The setting to recognise Bill was apt. He had spearheaded the breed’s inclusion in the judging schedule in 1997.
There was the Australian Brown Swiss Digest that he edited while also maintaining the breed’s studbook and registration of hundreds of cows that the association said built “a robust base for the breed in Australia”. A year after seeing brown Swiss added to IDW’s schedules, he was behind the importing of more than 60 embryos from the United States for use in Australian herds.
Semen and embryos mostly came from the state of Wisconsin, Bill said. “It’s a fairly central area for the stud dairy industry over there”.
“Now there are very few jerseys left in Australia. It’s either Friesian or brown Swiss,” he said.
Bill said that in the 1980s, there were misconceptions when brown Swiss was being marketed as a dual-purpose cow.
He said the breed Braunvieh (Swiss Brown) originated in the Alpine region of Europe.

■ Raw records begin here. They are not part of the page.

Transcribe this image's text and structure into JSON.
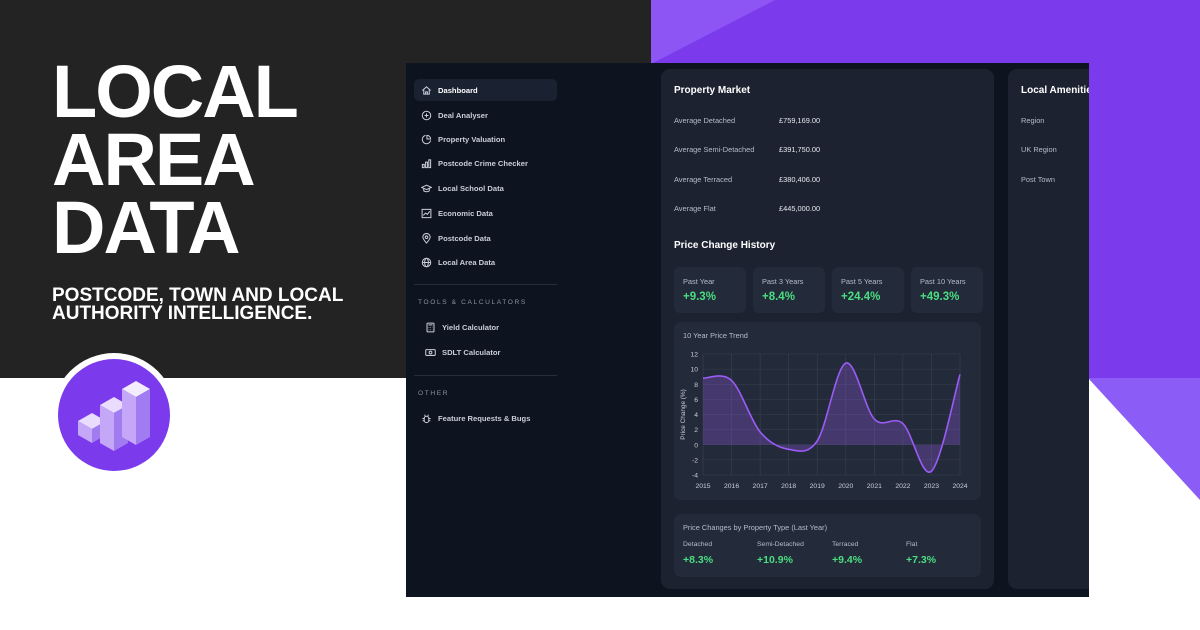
{
  "hero": {
    "title_lines": [
      "LOCAL",
      "AREA",
      "DATA"
    ],
    "subtitle_line1": "POSTCODE, TOWN AND LOCAL",
    "subtitle_line2": "AUTHORITY INTELLIGENCE."
  },
  "colors": {
    "accent": "#7c3aed",
    "positive": "#4ade80",
    "app_bg": "#0e1320",
    "card_bg": "#1c2230"
  },
  "sidebar": {
    "items": [
      {
        "label": "Dashboard",
        "icon": "home-icon",
        "active": true
      },
      {
        "label": "Deal Analyser",
        "icon": "plus-circle-icon"
      },
      {
        "label": "Property Valuation",
        "icon": "pie-chart-icon"
      },
      {
        "label": "Postcode Crime Checker",
        "icon": "bar-chart-icon"
      },
      {
        "label": "Local School Data",
        "icon": "graduation-cap-icon"
      },
      {
        "label": "Economic Data",
        "icon": "line-chart-icon"
      },
      {
        "label": "Postcode Data",
        "icon": "map-pin-icon"
      },
      {
        "label": "Local Area Data",
        "icon": "globe-icon"
      }
    ],
    "tools_heading": "TOOLS & CALCULATORS",
    "tools": [
      {
        "label": "Yield Calculator",
        "icon": "calculator-icon"
      },
      {
        "label": "SDLT Calculator",
        "icon": "banknote-icon"
      }
    ],
    "other_heading": "OTHER",
    "other": [
      {
        "label": "Feature Requests & Bugs",
        "icon": "bug-icon"
      }
    ]
  },
  "property_market": {
    "title": "Property Market",
    "rows": [
      {
        "label": "Average Detached",
        "value": "£759,169.00"
      },
      {
        "label": "Average Semi-Detached",
        "value": "£391,750.00"
      },
      {
        "label": "Average Terraced",
        "value": "£380,406.00"
      },
      {
        "label": "Average Flat",
        "value": "£445,000.00"
      }
    ]
  },
  "price_change_history": {
    "title": "Price Change History",
    "stats": [
      {
        "label": "Past Year",
        "value": "+9.3%"
      },
      {
        "label": "Past 3 Years",
        "value": "+8.4%"
      },
      {
        "label": "Past 5 Years",
        "value": "+24.4%"
      },
      {
        "label": "Past 10 Years",
        "value": "+49.3%"
      }
    ]
  },
  "chart_data": {
    "type": "area",
    "title": "10 Year Price Trend",
    "xlabel": "",
    "ylabel": "Price Change (%)",
    "x": [
      2015,
      2016,
      2017,
      2018,
      2019,
      2020,
      2021,
      2022,
      2023,
      2024
    ],
    "series": [
      {
        "values": [
          8.8,
          8.5,
          1.7,
          -0.6,
          0.5,
          10.8,
          3.4,
          2.8,
          -3.5,
          9.3
        ]
      }
    ],
    "ylim": [
      -4,
      12
    ],
    "yticks": [
      -4,
      -2,
      0,
      2,
      4,
      6,
      8,
      10,
      12
    ],
    "grid": true,
    "line_color": "#9b5cf6"
  },
  "property_type_changes": {
    "title": "Price Changes by Property Type (Last Year)",
    "items": [
      {
        "label": "Detached",
        "value": "+8.3%"
      },
      {
        "label": "Semi-Detached",
        "value": "+10.9%"
      },
      {
        "label": "Terraced",
        "value": "+9.4%"
      },
      {
        "label": "Flat",
        "value": "+7.3%"
      }
    ]
  },
  "local_amenities": {
    "title": "Local Amenities",
    "rows": [
      {
        "label": "Region"
      },
      {
        "label": "UK Region"
      },
      {
        "label": "Post Town"
      }
    ]
  }
}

Today, the breed is selectively bred for dairy qualities only, and its draft and beef capabilities have been lost.
Bill’s knowledge of the breed saw him in demand as a judge. But true to his mantra when heading up the national association, the future of the brown Swiss is always invested in the next generations.
“I don’t get involved in the society now. There has been a succession to younger people than me ... when I first became involved in the jersey breed you had to be in your 60s before you were recognised,” he said.
“We are now seeing younger people involved in Brown Swiss Australia and it’s happening in other breeds too.”
Among that next generation is Bill’s son Ben who has continued to achieve show ring success for the Tandara Brown Swiss stud, gaining respect as a judge and will follow in his father’s footsteps as a speaker at this year’s International Dairy Federation summit in Chile in October.
“The thing about the show ring, is you get the cows out and people see them and that’s been important for us over the last 40 years,” said Bill.
The life membership award credits Bill with “a lifetime of dedication, visionary leadership and enduring contributions to the brown Swiss breed that have left an indelible mark on the industry ... (and) reflects his extraordinary legacy and the profound impact he has had on the breed and the community”.
But Bill thinks there should have been a second life membership certificate presented in Tatura. “That would have been to my wife Judy who has shared the journey. While I was off around Australia and overseas, she was the one at home milking the cows,” Bill said.
“Establishing the breed in Australia was not just me. There was Judy and everyone else in the stud industry who saw the benefits of brown Swiss.”
When Ben heads to Chile later in the year, it will be Bill and Judy milking the cows, aiming to keep up each cow producing an average 10 litres of milk a day. “They’re a proper dairy cow.” he said.